Sí, señor. Hay que. Por ejemplo. Hay que felicitar a los alcaldes que llenan de éxito tiempos y lugares. Conciertos al aire libre. Ferias romanas, medievales, renacentistas, barrocas. Plazas atestadas de casetas. Luces de Navidad. Qué alegría, qué ambientazo, qué fomento del empleo, del comercio. El público sonríe agradecido y todo es comprar y consumir. Las calles se llenan de pisadas, los puestos de compradores, el aire de músicas, de olores a fritos y parrilladas. Qué bullicio, qué jarana.
Al amanecer de estos eventos pululan los reponedores, barriles de cerveza, cajas de vino, sacos de patatas, de costillas. Como si los barrenderos no les estorbaran con sus mangueras y sus chorros de agua. Para que cuando se abran las ferias los escenarios reluzcan y oculten el más mínimo atisbo de cutredad o subdesarrollo.
Vengan, vengan, vengan. Por la misma cantidad de siempre, o un poco más, inflación incluida, le vendemos la maravilla, lo que la ciudad nunca vio: cueros, sortijas, cuadros, botijos, menaje de madera, especias olorosas, perfumes embriagadores, pañuelos de moco, de cuello, de cabeza, libros viejos. Ah, ¿no? Todo casero, artesanal, ecológico, rural, hecho a mano.
Desde que quitaron el uniforme, suponiendo que algún día lo tuvieran, a los inspectores de hacienda y a los veterinarios que cuidan la ortodoxia de la oferta, el público en general da por supuesto que patatas, costillas, churros, cecinas, orejas rebozadas y toda clase de alimentos gozan de la misma garantía sanitaria que los productos del tendero de la esquina.

Los alcaldes y concejales con mando en plaza miran con satisfacción y orgullo los magníficos resultados. Piensan que al año que viene habrá más puestos, más luces, más música, más actividades, más cultura. Puede que ganen al pueblo de al lado, a la ciudad de al lado, al país de al lado, porque la estrella de Navidad será más grande, más alta, más larga. Y por qué no más votos. Se van a enterar las empresas de luminarias cuando lean el pliego de condiciones. La releche.

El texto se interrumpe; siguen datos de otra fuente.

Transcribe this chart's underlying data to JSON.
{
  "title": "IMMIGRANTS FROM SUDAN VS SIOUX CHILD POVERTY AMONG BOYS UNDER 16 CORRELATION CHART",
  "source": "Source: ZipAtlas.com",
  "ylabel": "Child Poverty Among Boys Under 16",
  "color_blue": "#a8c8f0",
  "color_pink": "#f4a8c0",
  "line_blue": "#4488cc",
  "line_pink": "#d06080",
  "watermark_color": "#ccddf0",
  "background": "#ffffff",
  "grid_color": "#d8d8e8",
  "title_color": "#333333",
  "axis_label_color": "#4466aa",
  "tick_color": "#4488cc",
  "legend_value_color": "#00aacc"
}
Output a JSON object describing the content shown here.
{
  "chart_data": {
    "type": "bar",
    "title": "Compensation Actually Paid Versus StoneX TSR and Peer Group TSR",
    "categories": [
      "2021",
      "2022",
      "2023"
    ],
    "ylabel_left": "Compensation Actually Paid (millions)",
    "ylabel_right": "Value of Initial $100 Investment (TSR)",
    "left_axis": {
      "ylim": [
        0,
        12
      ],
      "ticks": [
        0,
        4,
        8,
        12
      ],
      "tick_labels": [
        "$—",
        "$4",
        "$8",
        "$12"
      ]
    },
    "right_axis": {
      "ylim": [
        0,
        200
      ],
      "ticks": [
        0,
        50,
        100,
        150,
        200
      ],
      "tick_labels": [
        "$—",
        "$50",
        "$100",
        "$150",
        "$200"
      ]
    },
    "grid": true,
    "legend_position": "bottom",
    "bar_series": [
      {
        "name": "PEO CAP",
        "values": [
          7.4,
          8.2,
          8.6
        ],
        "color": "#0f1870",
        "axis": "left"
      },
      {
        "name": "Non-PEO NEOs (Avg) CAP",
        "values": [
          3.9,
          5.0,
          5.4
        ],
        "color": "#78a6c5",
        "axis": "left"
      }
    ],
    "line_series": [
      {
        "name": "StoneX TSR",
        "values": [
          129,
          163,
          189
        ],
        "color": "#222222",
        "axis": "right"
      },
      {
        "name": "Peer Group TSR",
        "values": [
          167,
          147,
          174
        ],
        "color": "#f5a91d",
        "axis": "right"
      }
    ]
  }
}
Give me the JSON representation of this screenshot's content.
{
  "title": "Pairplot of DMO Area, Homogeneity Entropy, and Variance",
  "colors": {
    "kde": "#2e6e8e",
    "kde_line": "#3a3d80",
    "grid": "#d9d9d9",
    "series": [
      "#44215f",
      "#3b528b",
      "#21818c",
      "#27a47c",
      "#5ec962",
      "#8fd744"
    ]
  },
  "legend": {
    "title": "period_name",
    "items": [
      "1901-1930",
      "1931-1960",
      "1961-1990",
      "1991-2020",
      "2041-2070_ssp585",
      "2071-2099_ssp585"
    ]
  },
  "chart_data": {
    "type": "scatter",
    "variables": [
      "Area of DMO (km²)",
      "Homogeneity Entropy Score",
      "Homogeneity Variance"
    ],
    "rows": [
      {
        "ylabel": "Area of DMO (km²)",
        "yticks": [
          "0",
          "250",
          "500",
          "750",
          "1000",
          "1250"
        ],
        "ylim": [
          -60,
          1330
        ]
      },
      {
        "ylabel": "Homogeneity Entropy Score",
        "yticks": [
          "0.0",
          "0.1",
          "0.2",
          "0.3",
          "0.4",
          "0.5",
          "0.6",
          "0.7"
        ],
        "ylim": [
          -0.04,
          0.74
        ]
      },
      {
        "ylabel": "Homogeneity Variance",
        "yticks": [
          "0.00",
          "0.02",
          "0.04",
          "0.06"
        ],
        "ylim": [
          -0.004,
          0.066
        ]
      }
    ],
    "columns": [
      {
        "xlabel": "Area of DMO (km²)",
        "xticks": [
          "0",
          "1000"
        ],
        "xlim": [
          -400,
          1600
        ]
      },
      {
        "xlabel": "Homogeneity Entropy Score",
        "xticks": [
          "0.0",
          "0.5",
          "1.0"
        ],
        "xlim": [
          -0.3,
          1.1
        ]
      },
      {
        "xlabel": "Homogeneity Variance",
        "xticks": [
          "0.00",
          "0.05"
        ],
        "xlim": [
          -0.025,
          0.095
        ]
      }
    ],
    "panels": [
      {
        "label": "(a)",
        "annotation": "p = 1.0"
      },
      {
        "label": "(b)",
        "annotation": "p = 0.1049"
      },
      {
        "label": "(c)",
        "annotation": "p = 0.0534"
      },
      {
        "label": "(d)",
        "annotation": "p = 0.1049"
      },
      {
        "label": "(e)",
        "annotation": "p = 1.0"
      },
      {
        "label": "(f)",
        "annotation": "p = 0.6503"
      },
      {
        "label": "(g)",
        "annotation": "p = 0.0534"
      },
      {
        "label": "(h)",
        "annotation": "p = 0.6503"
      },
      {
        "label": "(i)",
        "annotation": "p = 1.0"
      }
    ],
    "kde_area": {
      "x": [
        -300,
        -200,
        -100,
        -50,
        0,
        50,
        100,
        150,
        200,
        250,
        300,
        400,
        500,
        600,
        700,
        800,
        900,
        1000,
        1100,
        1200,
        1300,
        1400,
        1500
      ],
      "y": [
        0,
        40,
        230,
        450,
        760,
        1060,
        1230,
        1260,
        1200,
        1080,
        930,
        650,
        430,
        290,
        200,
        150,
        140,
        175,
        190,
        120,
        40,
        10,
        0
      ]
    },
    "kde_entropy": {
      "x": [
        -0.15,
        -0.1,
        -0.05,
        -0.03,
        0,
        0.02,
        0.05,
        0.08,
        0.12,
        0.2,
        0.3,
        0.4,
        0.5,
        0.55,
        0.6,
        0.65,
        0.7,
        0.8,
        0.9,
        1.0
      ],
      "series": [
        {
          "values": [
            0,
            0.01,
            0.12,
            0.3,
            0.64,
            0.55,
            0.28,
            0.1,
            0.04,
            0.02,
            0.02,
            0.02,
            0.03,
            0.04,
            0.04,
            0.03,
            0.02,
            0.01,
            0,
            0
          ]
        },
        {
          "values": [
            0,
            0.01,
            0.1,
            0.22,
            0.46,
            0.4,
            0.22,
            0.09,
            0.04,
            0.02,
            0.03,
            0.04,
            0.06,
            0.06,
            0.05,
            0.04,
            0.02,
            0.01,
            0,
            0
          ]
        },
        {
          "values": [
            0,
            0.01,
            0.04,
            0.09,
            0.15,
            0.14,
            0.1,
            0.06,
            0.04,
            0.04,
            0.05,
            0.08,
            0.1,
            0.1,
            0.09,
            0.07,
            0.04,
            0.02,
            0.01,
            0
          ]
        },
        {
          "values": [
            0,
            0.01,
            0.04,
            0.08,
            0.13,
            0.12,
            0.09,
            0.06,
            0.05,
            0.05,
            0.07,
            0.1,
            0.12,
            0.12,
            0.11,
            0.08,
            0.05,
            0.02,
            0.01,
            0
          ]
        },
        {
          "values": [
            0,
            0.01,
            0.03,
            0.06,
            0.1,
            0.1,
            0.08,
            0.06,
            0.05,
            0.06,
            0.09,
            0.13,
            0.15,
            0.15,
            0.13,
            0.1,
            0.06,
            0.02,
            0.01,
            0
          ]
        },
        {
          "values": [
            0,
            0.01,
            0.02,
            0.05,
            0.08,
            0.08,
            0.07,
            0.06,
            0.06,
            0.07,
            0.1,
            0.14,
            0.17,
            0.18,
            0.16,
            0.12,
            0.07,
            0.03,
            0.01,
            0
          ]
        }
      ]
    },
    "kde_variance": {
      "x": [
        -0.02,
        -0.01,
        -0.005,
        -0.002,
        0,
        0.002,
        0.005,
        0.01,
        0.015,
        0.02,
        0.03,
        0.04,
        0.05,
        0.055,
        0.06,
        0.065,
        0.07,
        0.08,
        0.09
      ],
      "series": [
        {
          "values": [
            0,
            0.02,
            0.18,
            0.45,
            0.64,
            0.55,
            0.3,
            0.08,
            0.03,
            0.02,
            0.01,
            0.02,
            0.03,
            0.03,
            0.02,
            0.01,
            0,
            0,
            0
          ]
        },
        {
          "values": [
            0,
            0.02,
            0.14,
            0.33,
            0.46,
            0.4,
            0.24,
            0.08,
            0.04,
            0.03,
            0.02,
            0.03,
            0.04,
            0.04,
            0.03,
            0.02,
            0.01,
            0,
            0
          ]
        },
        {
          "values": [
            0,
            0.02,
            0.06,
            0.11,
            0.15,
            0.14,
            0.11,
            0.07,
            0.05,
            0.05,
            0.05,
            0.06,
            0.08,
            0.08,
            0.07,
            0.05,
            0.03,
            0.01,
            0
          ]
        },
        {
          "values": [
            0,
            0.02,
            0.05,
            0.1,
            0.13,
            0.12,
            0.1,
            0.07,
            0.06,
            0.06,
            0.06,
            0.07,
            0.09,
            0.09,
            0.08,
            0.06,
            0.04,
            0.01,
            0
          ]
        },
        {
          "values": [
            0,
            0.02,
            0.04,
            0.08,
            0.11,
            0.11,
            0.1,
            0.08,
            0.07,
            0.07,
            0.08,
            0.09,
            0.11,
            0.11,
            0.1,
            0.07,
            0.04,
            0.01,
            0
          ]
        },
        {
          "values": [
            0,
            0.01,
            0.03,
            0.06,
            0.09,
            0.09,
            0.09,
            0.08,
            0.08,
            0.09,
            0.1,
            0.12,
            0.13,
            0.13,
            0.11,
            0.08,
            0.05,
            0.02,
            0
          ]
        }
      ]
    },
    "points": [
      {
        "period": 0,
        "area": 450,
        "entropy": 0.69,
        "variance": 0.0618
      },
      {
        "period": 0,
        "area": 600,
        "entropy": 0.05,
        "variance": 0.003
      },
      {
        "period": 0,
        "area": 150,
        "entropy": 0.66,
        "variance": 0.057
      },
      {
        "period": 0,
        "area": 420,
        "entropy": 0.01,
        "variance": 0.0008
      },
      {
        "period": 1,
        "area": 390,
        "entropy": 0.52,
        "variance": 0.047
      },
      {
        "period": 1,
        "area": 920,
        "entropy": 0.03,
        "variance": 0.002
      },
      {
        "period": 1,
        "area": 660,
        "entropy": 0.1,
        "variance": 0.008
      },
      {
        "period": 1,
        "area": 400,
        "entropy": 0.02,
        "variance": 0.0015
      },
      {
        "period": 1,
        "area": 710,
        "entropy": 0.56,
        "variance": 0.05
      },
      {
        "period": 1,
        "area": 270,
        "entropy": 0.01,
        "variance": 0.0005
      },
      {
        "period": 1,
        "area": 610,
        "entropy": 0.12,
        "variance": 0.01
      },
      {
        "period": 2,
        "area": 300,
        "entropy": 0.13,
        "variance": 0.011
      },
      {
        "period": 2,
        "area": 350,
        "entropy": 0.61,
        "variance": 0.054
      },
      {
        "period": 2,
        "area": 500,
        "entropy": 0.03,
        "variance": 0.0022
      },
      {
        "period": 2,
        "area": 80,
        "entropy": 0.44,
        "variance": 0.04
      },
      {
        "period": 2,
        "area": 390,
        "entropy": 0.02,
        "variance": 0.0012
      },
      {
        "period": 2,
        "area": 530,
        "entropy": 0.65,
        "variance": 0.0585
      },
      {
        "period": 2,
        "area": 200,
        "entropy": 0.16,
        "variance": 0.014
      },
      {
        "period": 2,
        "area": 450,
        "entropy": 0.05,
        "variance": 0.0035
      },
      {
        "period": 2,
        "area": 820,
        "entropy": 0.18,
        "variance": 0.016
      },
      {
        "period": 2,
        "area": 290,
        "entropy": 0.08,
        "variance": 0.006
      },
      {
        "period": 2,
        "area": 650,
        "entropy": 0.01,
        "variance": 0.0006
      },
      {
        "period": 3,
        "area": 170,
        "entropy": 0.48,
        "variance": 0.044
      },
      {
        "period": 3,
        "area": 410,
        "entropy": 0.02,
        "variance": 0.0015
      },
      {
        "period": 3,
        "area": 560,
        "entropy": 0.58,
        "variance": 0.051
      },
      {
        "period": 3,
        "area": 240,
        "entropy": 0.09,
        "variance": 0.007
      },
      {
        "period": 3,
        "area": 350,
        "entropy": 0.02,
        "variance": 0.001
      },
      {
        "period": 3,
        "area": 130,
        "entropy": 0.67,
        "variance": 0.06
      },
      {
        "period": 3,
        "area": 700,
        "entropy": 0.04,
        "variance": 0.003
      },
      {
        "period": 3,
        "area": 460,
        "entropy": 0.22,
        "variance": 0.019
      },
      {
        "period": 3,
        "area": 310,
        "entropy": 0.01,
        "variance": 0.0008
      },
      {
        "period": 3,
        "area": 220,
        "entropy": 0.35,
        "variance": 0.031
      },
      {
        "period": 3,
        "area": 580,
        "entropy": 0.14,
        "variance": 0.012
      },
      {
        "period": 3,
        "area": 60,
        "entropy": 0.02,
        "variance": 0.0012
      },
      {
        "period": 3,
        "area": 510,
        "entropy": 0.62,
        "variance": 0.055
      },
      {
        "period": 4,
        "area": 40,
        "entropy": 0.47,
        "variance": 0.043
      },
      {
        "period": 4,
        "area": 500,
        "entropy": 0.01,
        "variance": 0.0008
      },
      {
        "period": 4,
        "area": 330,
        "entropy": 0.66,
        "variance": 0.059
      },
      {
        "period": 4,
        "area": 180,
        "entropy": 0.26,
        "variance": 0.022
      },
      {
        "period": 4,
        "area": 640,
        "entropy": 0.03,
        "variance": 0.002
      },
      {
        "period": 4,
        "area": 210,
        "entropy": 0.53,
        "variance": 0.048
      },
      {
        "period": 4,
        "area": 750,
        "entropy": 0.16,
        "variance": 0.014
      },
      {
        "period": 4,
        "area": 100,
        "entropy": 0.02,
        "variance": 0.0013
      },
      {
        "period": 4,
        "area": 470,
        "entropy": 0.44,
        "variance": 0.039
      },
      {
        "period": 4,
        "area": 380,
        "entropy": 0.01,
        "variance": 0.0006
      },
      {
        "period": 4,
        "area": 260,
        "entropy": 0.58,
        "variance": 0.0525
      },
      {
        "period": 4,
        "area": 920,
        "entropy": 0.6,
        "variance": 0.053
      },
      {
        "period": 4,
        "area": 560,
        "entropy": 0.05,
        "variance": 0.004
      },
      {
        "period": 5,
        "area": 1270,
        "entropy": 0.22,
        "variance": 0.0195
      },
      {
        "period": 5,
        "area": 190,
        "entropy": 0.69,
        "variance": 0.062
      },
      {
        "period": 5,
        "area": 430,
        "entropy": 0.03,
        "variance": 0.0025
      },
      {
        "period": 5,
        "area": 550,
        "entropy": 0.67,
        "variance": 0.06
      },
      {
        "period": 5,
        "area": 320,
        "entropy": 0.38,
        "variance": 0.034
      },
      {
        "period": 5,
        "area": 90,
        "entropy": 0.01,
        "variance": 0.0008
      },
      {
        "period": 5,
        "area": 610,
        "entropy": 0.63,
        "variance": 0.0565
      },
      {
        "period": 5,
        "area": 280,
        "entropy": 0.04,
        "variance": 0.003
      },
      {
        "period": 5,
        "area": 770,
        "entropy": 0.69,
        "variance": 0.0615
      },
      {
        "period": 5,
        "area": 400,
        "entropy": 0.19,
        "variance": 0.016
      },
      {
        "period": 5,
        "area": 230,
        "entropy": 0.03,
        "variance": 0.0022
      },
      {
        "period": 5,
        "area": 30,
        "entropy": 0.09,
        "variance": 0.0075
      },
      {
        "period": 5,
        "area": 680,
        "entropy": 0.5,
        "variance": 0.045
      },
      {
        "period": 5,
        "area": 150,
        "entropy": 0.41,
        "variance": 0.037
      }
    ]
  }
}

Un vecino que sale a pasear con su señora apoyado en el andador, que apenas puede levantar la mirada del suelo, repara en que la alcantarilla sigue tan atascada como lo estaba cuando él, hace años, salía a correr por las mañanas antes de ir a trabajar.
La luz del sol que dora las piedras del Acueducto, de la Plaza Mayor de Salamanca, de La Muralla de Ávila es más triste porque los vecinos y visitantes apenas reparan en ella: habitual, rutinaria. Y se desvanece entre el granito, sobre la caliza, ayuna de miradas y requiebros.
Crece la oscuridad por encima de los atrios románicos que recogen el humo de las fritangas. Sobrevuela las acacias de los parques que sobreviven a los plásticos de los veladores improvisados. Inunda las calles a medida que se alejan del centro sin arcos ni pórticos luminosos, sin luz, sin gente.
Inmensa minoría, solitarios recalcitrantes, quien sabe si gamberros cobardes a la caza de espejos de coches, deambulan huyendo del furor del éxito. Lamentar que una farola se ha fundido mientras en una portada 36 canales de relés con sus 23.000 píxeles RGB son controlados punto a punto suena a chiste. Entre Navidad y Carnavales puede que las casetas devuelvan la libertad a las plazas, que las luminarias dejen de acosar a las noches, que las megafonías permitan el paso del rumor de la normalidad, si es que eso existe.
Delante del altar de la iglesia del convento de las Madres Dominicas, por ejemplo, vuelve a emerger el nacimiento. Abstenerse turistas y mirones en horas de culto. Aquí no se compite. Se comparte: Paz a las mujeres, y a los hombres, de buena voluntad.